The GeForce 40 series takes a bolder step. Instead of supplementing the image, DLSS 3 will generate entire frames on its own, through the Optical Multi Frame Generator. For this, it brings a structure: the Optical Flow Accelerator. This hardware can analyze a scene and understand the direction objects on the screen are moving, processing the movement of each pixel from one frame to the next.
This feature is not new, as Nvidia has included it in its GPUs since the Turing (GTX 16 and RTX 20) series. The difference now is that the RTX 40 series has a much more refined system for reading pixel movement between frames, delivering faster and more accurate information about where each object is moving in the image.
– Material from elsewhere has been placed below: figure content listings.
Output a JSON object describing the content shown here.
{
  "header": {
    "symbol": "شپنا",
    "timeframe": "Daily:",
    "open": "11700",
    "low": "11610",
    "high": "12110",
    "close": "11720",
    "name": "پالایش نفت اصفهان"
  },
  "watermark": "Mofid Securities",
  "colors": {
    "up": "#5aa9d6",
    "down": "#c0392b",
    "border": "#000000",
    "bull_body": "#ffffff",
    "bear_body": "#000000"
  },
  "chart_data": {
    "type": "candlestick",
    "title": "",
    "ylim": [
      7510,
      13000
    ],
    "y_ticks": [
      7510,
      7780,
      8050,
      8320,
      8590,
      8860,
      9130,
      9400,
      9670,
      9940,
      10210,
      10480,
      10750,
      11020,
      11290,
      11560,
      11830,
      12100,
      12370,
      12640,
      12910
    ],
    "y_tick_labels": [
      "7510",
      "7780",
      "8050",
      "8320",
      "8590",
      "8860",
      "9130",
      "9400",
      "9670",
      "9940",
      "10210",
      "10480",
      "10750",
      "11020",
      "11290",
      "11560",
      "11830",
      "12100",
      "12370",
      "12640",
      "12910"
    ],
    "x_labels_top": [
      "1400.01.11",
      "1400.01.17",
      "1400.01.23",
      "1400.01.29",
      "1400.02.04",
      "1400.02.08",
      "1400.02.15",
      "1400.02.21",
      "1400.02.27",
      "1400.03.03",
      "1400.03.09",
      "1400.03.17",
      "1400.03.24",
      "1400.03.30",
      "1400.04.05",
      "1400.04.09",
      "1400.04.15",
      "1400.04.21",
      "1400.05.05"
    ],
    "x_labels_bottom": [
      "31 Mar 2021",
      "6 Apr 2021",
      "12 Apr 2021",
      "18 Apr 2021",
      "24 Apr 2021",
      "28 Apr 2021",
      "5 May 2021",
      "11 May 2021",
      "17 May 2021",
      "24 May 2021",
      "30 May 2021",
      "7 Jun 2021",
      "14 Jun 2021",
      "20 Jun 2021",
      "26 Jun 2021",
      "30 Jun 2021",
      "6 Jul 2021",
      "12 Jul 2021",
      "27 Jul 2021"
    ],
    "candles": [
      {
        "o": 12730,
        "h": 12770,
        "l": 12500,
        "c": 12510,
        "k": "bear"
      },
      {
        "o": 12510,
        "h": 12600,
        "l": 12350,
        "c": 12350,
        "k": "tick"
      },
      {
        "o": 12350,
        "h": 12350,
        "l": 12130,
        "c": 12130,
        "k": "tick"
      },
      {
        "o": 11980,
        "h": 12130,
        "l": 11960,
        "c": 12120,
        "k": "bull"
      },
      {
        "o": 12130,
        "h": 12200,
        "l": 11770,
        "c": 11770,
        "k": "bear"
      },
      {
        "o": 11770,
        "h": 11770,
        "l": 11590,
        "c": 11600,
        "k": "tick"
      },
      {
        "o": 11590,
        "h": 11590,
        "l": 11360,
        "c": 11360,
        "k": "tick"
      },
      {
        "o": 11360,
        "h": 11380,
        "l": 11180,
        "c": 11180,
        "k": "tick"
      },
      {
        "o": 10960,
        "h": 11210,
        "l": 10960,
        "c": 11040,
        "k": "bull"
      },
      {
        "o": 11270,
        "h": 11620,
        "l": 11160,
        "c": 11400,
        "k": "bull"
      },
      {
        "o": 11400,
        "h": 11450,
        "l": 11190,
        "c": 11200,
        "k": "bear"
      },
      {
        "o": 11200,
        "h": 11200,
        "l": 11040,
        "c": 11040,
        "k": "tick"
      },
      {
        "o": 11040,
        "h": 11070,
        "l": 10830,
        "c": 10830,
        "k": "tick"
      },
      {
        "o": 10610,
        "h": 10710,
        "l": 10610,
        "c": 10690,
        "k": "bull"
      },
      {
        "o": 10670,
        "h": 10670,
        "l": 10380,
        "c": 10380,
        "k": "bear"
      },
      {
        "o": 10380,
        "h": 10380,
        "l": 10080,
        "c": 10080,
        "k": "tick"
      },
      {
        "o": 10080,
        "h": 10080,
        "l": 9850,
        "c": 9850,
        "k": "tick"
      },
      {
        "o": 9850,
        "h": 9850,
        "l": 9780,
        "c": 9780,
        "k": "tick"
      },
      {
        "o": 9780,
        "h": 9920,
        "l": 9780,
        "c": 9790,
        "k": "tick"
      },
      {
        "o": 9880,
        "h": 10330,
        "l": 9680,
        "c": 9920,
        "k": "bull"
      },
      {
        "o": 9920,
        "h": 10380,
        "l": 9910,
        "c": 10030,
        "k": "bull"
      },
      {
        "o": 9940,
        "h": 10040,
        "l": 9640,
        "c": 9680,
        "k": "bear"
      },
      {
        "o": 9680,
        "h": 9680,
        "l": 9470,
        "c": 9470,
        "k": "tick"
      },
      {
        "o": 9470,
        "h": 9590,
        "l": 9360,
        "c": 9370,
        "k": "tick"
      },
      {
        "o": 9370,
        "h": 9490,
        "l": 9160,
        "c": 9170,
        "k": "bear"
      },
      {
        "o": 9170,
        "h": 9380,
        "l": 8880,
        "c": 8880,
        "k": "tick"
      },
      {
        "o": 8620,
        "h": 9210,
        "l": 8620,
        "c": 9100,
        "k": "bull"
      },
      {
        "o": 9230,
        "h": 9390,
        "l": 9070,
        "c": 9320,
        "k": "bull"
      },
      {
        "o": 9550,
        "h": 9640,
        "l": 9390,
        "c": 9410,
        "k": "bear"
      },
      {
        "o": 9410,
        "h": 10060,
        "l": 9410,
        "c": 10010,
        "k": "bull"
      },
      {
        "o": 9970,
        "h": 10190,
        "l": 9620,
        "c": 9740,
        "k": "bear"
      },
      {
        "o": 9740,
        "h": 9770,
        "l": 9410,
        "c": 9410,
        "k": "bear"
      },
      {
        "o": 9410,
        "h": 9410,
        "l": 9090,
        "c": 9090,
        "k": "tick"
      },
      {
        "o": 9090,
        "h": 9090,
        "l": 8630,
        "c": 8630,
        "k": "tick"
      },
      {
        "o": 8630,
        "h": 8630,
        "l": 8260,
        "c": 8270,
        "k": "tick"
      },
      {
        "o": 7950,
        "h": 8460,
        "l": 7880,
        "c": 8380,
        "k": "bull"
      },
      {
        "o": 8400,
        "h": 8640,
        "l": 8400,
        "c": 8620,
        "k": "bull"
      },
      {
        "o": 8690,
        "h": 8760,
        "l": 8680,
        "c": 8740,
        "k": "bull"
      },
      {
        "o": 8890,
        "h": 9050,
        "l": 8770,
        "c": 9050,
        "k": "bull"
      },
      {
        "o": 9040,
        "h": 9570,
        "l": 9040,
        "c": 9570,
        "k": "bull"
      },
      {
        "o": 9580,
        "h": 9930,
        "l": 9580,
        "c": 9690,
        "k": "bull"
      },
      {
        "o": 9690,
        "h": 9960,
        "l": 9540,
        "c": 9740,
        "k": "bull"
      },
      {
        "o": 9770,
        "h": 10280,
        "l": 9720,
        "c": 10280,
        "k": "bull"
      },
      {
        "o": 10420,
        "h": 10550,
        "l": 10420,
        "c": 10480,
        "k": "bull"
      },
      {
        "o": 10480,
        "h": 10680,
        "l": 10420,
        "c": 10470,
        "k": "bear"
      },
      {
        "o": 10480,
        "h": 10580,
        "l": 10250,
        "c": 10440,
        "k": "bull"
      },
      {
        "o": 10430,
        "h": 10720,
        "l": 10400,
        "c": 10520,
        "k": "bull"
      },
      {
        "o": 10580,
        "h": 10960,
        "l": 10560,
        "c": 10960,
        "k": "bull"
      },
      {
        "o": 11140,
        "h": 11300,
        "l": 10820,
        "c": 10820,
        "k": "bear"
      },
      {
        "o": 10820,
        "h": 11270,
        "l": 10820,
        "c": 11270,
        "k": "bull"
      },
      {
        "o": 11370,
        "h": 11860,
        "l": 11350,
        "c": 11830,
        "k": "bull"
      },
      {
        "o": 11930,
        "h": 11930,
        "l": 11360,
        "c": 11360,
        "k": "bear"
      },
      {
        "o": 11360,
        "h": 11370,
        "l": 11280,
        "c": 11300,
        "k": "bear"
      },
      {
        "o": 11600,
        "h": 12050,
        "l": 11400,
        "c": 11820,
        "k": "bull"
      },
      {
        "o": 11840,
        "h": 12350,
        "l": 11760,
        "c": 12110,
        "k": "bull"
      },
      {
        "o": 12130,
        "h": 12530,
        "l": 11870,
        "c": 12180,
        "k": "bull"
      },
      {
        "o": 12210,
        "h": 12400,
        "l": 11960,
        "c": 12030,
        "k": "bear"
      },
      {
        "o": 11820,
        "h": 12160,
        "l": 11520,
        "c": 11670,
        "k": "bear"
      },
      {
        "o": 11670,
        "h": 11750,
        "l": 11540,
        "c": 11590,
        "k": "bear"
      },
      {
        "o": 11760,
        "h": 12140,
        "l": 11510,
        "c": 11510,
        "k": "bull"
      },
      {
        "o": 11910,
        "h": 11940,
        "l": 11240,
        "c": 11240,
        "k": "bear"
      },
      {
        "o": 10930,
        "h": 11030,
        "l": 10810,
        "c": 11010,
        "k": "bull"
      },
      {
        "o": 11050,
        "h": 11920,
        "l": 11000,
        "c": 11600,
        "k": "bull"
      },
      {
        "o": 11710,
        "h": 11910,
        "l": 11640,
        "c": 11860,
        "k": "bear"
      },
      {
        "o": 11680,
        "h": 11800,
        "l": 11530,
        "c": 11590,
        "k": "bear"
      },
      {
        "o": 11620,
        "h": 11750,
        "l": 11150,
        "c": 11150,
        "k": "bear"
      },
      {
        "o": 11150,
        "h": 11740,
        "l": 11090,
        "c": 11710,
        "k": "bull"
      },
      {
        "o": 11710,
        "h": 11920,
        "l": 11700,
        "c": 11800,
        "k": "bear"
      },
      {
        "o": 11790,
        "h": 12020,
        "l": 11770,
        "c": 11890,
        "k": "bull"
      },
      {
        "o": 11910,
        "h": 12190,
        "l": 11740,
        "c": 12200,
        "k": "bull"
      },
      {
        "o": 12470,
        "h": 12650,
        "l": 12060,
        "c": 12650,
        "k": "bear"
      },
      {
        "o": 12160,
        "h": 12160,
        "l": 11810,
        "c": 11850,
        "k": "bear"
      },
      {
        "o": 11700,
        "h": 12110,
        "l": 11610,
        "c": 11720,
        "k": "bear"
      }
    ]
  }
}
With this additional information comes the leap of DLSS 3: using the progression of the previous two frames, RTX 40 graphics cards can create a third frame, combining the positions of previous pixels with their displacements indicated by the Optical Flow Accelerator. This is all seasoned with decisions made by tensor cores trained by Nvidia's machine learning. From there, the frame production cycle alternates between a traditionally generated frame by the game engine and another generated exclusively by DLSS.
This significantly alters the frame rate, as many of the heaviest processes, such as ray tracing, are not even performed on the frame generated by DLSS 3. Other potential bottlenecks, like CPU-bound scenarios, can also benefit, as the additional frames created by the tensor cores don't demand processor performance.
The main issue with having an image that doesn't use the game engine is that this frame lacks gameplay information. This would increase the interval between the player's actions and their effects being displayed on the screen, resulting in unresponsive gameplay. To mitigate this effect, Nvidia introduced Nvidia Reflex, a series of optimizations designed to minimize delays in the rendering steps, aiming to provide the shortest possible interval between issuing a command and seeing its effect on the screen.
The Optical Multi Frame Generator won't be useful in all games. Games already running at high frame rates, like 100fps or more, might not benefit much from the technology, as the interval between frames is already very short, leaving little opportunity for DLSS 3 to further enhance the gaming experience by interpolating more frames. Its strength will lie in scenarios ranging from 20 to 60fps, especially those involving heavy filters, particularly intensive use of ray tracing, where performance jumps can reach up to 5 times.